Somatic Sensory and Motor Tracts
The name says it all! Ventral Corticospinal Tract: located in the ventral white column begins in the cerebral cortex ends in the spinal cord. The location of the terminals is the last part of the name. Since it is FROM the brain to the cord, it is a motor (descending) tract. Nerve impulses from sensory receptors propagate up the spinal cord to the brain along 4 main routes:
Dorsal Column Tract Gracile Fasciculus & Cuneate Fasciculus
Lateral Column Tract Ventral, Dorsal, Rostral & Cuneo Spinocerebellar Tracts
Spinothalamic Tract Ventral & Lateral
Trigeminothalmic Tract CN V
Sensory information is processed by interneurons in the spinal cord and brain and responses to integrative decisions are in the form of motor responses.

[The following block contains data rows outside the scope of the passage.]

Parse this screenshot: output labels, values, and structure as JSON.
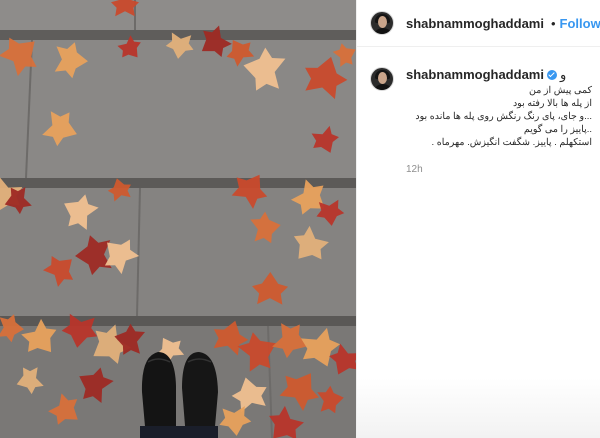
{
  "post": {
    "photo_alt": "photo-stairs-autumn-leaves",
    "header": {
      "username": "shabnammoghaddami",
      "dot": "•",
      "follow_label": "Follow"
    },
    "caption": {
      "username": "shabnammoghaddami",
      "first_word": "و",
      "lines": [
        "کمی پیش از من",
        "از پله ها بالا رفته بود",
        "...و جای، پای رنگ رنگش روی پله ها مانده بود",
        "..پاییز را می گویم",
        "استکهلم . پاییز. شگفت انگیزش. مهرماه ."
      ]
    },
    "time": "12h",
    "colors": {
      "accent": "#3897f0",
      "text": "#262626",
      "muted": "#8e8e8e"
    }
  }
}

Motor output from the brain travels down the spinal cord in two types of descending pathways:
Pyramidal/Direct Pathways: Corticospinal and Corticobulbar Tracts convey impulses originating in the cortex and are destined for fine, isolated, precise, specific voluntary movements of skeletal muscles. Extrapyramidal/Indirect Pathways: Ventral Column Tract Rubrospinal, Tectospinal, Vestibulospinal and Reticulospinal convey impulses from the brain stem to cause the automatic movements that regulate muscle tone, posture, balance, and orientation of the head and body.
Somatic Sensory Pathways
These pathways relay information from the somatic sensory receptors described above to the primary somatosensory area in the cerebral cortex and to the cerebellum. These pathways consist of thousands of sets of 3 neurons: first-order neuron, second-order neuron, third-order neuron. First-Order Neurons : conduct impulses from somatic receptors into the brain stem or spinal cord. For the face, mouth, teeth, and eyes, somatic sensory impulses propagate along cranial nerves into the brain stem. For neck, trunk and limbs somatic sensory impulses propagate along spinal nerves into the spinal cord. Second-Order Neurons : conduct impulses from the spinal cord or brain stem to the thalamus. Second-order neurons decussate (cross over to the opposite side) in the brain stem or spinal cord before ascending to the thalamus. Thus, all somatic sensory information from one side of the body, reaches the thalamus on the opposite side.